In our testing, a three-tool waterfall (Findymail -> Apollo -> Hunter) achieved 91.4% coverage while maintaining an accuracy rate above 87%. See our waterfall enrichment guide for the full implementation walkthrough.

Recruiting / Talent Sourcing

Best choice: ContactOut or Kaspr

Both tools are optimized for LinkedIn-based lookups, which aligns with the recruiting workflow. ContactOut had better accuracy in our test, but Kaspr’s LinkedIn integration is smoother for high-volume sourcing.

What We Did Not Test

Transparency matters. Here is what this benchmark does not cover:

  • Phone number accuracy: Several of these tools also return phone numbers. We only tested email addresses.
  • Real-time data freshness: We tested at a single point in time. Tools that refresh their databases more frequently may show different results quarter to quarter.
  • API reliability and speed: We did not measure uptime, response times, or rate limiting behavior.
  • Compliance features: GDPR consent mechanisms, data processing agreements, and opt-out handling vary across tools and were not evaluated.

How to Reproduce This

If you want to run your own benchmark, here is a simplified version of our testing script using Python:

import csv
import requests

def test_email_finder(tool_api, name, domain, known_email):
    """Test a single lookup against a known email."""
    result = tool_api.find_email(name=name, domain=domain)

    return {
        "name": name,
        "domain": domain,
        "known_email": known_email,
        "returned_email": result.get("email"),
        "confidence": result.get("confidence"),
        "match": result.get("email", "").lower() == known_email.lower(),
        "found": result.get("email") is not None,
    }

# Load your test dataset
with open("test_contacts.csv") as f:
    contacts = list(csv.DictReader(f))

# Run tests and aggregate
results = [test_email_finder(api, c["name"], c["domain"], c["email"]) for c in contacts]
accuracy = sum(r["match"] for r in results) / sum(r["found"] for r in results)
coverage = sum(r["found"] for r in results) / len(results)

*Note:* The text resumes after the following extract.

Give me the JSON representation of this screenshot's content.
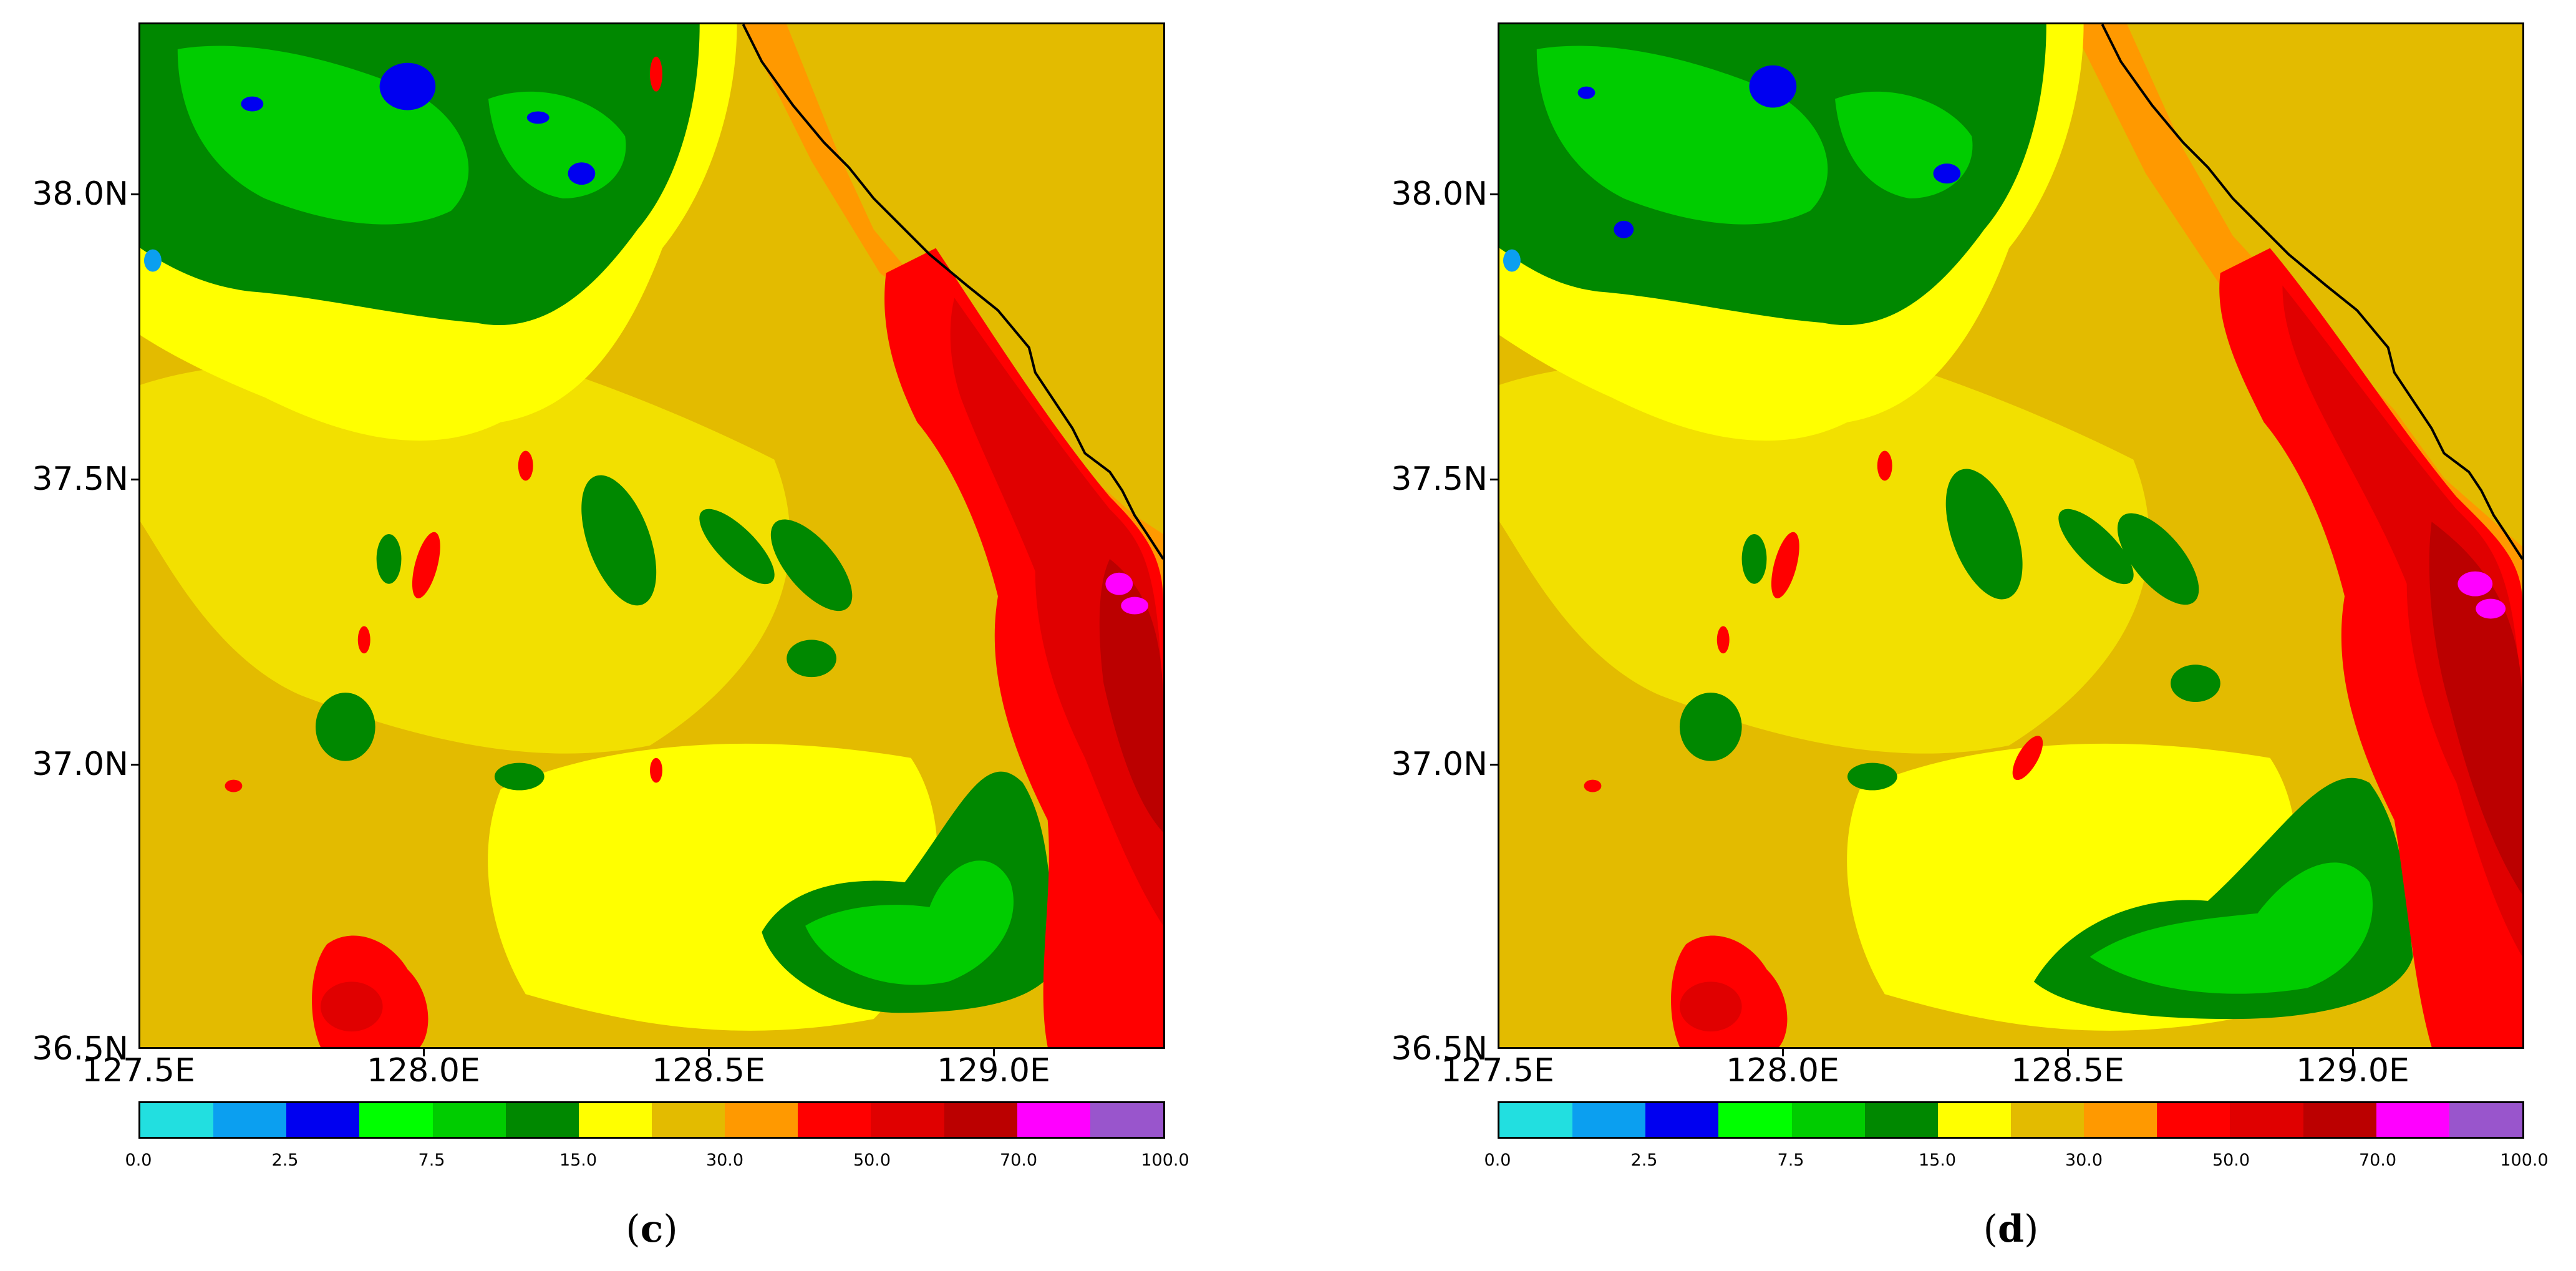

print(f"Accuracy: {accuracy:.1%}")
print(f"Coverage: {coverage:.1%}")

Build your ground-truth dataset carefully. The quality of your benchmark depends entirely on the quality of your known-email list. We recommend using at least 200 contacts across multiple segments for statistically meaningful results.

Bottom Line

There is no single “best” email finder. The right choice depends on your volume, budget, accuracy requirements, and workflow.

If accuracy and deliverability are your top priorities — as they should be for anyone running cold outreach at scale — Findymail delivered the best results in our testing. Its approach of only returning verified emails means fewer bounces, less sender reputation damage, and less time spent cleaning lists.

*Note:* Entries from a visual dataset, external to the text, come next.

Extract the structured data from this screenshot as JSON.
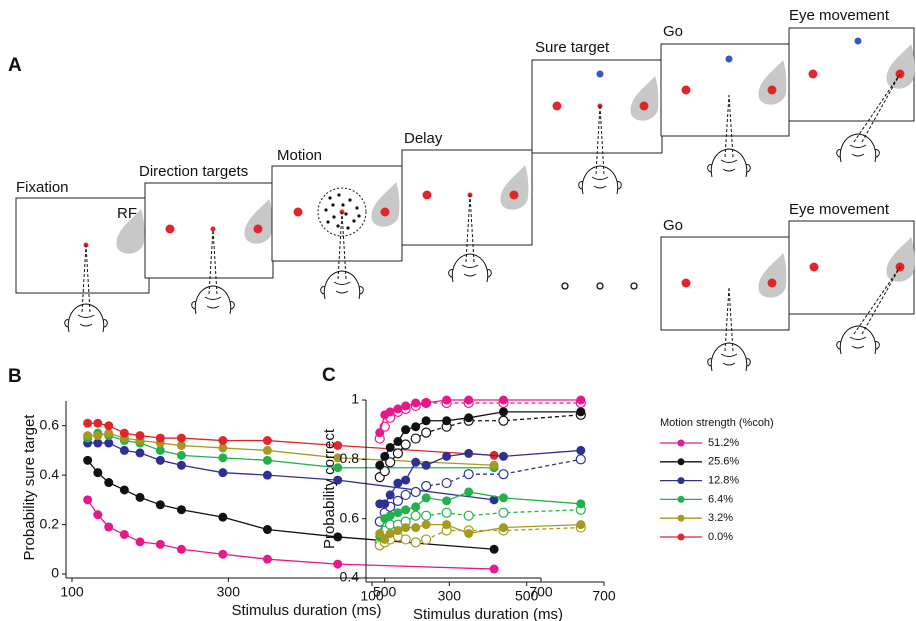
{
  "panel_a": {
    "label": "A",
    "rf_label": "RF",
    "frames": [
      {
        "title": "Fixation"
      },
      {
        "title": "Direction targets"
      },
      {
        "title": "Motion"
      },
      {
        "title": "Delay"
      },
      {
        "title": "Sure target"
      },
      {
        "title": "Go"
      },
      {
        "title": "Eye movement"
      },
      {
        "title": "Go"
      },
      {
        "title": "Eye movement"
      }
    ]
  },
  "chart_data": [
    {
      "type": "line",
      "panel_label": "B",
      "x_label": "Stimulus duration (ms)",
      "y_label": "Probability sure target",
      "legend_title": "Motion strength (%coh)",
      "x": [
        120,
        133,
        147,
        167,
        187,
        213,
        240,
        293,
        350,
        440,
        640
      ],
      "xlim": [
        100,
        700
      ],
      "xticks": [
        100,
        300,
        500,
        700
      ],
      "ylim": [
        0,
        0.7
      ],
      "yticks": [
        0,
        0.2,
        0.4,
        0.6
      ],
      "series": [
        {
          "name": "51.2%",
          "color": "#e8178a",
          "values": [
            0.3,
            0.24,
            0.19,
            0.16,
            0.13,
            0.12,
            0.1,
            0.08,
            0.06,
            0.04,
            0.02
          ]
        },
        {
          "name": "25.6%",
          "color": "#111111",
          "values": [
            0.46,
            0.41,
            0.37,
            0.34,
            0.31,
            0.28,
            0.26,
            0.23,
            0.18,
            0.15,
            0.1
          ]
        },
        {
          "name": "12.8%",
          "color": "#2e3192",
          "values": [
            0.53,
            0.53,
            0.53,
            0.5,
            0.49,
            0.46,
            0.44,
            0.41,
            0.4,
            0.38,
            0.3
          ]
        },
        {
          "name": "6.4%",
          "color": "#22b24c",
          "values": [
            0.55,
            0.57,
            0.56,
            0.54,
            0.53,
            0.5,
            0.48,
            0.47,
            0.46,
            0.43,
            0.43
          ]
        },
        {
          "name": "3.2%",
          "color": "#a59a1f",
          "values": [
            0.56,
            0.56,
            0.57,
            0.55,
            0.54,
            0.53,
            0.52,
            0.51,
            0.5,
            0.47,
            0.44
          ]
        },
        {
          "name": "0.0%",
          "color": "#e0262b",
          "values": [
            0.61,
            0.61,
            0.6,
            0.57,
            0.56,
            0.55,
            0.55,
            0.54,
            0.54,
            0.52,
            0.48
          ]
        }
      ]
    },
    {
      "type": "line",
      "panel_label": "C",
      "x_label": "Stimulus duration (ms)",
      "y_label": "Probability correct",
      "x": [
        120,
        133,
        147,
        167,
        187,
        213,
        240,
        293,
        350,
        440,
        640
      ],
      "xlim": [
        100,
        700
      ],
      "xticks": [
        100,
        300,
        500,
        700
      ],
      "ylim": [
        0.4,
        1
      ],
      "yticks": [
        0.4,
        0.6,
        0.8,
        1
      ],
      "series": [
        {
          "color": "#e8178a",
          "values": [
            0.89,
            0.95,
            0.96,
            0.97,
            0.98,
            0.99,
            0.99,
            1.0,
            1.0,
            1.0,
            1.0
          ],
          "open_values": [
            0.87,
            0.91,
            0.94,
            0.96,
            0.97,
            0.98,
            0.99,
            0.99,
            0.99,
            0.99,
            0.99
          ]
        },
        {
          "color": "#111111",
          "values": [
            0.78,
            0.81,
            0.84,
            0.86,
            0.9,
            0.91,
            0.93,
            0.93,
            0.94,
            0.96,
            0.96
          ],
          "open_values": [
            0.74,
            0.76,
            0.79,
            0.82,
            0.85,
            0.87,
            0.89,
            0.91,
            0.93,
            0.93,
            0.95
          ]
        },
        {
          "color": "#2e3192",
          "values": [
            0.65,
            0.65,
            0.68,
            0.72,
            0.73,
            0.79,
            0.78,
            0.81,
            0.82,
            0.81,
            0.83
          ],
          "open_values": [
            0.59,
            0.62,
            0.64,
            0.66,
            0.68,
            0.69,
            0.71,
            0.72,
            0.75,
            0.75,
            0.8
          ]
        },
        {
          "color": "#22b24c",
          "values": [
            0.54,
            0.6,
            0.61,
            0.62,
            0.63,
            0.64,
            0.67,
            0.66,
            0.69,
            0.67,
            0.65
          ],
          "open_values": [
            0.52,
            0.56,
            0.58,
            0.58,
            0.59,
            0.61,
            0.61,
            0.62,
            0.61,
            0.62,
            0.63
          ]
        },
        {
          "color": "#a59a1f",
          "values": [
            0.55,
            0.53,
            0.55,
            0.56,
            0.57,
            0.57,
            0.58,
            0.58,
            0.55,
            0.57,
            0.58
          ],
          "open_values": [
            0.51,
            0.52,
            0.53,
            0.54,
            0.53,
            0.52,
            0.53,
            0.56,
            0.56,
            0.56,
            0.57
          ]
        }
      ]
    }
  ]
}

If budget is the primary constraint, Apollo offers extraordinary value through its free tier, especially when paired with a verification step.

And if you need maximum coverage, no single tool is enough. A waterfall enrichment approach combining two or three providers will consistently outperform any single tool.

We will re-run this benchmark quarterly. Accuracy changes as databases are updated, companies change email formats, and people change jobs. Check back for updated results.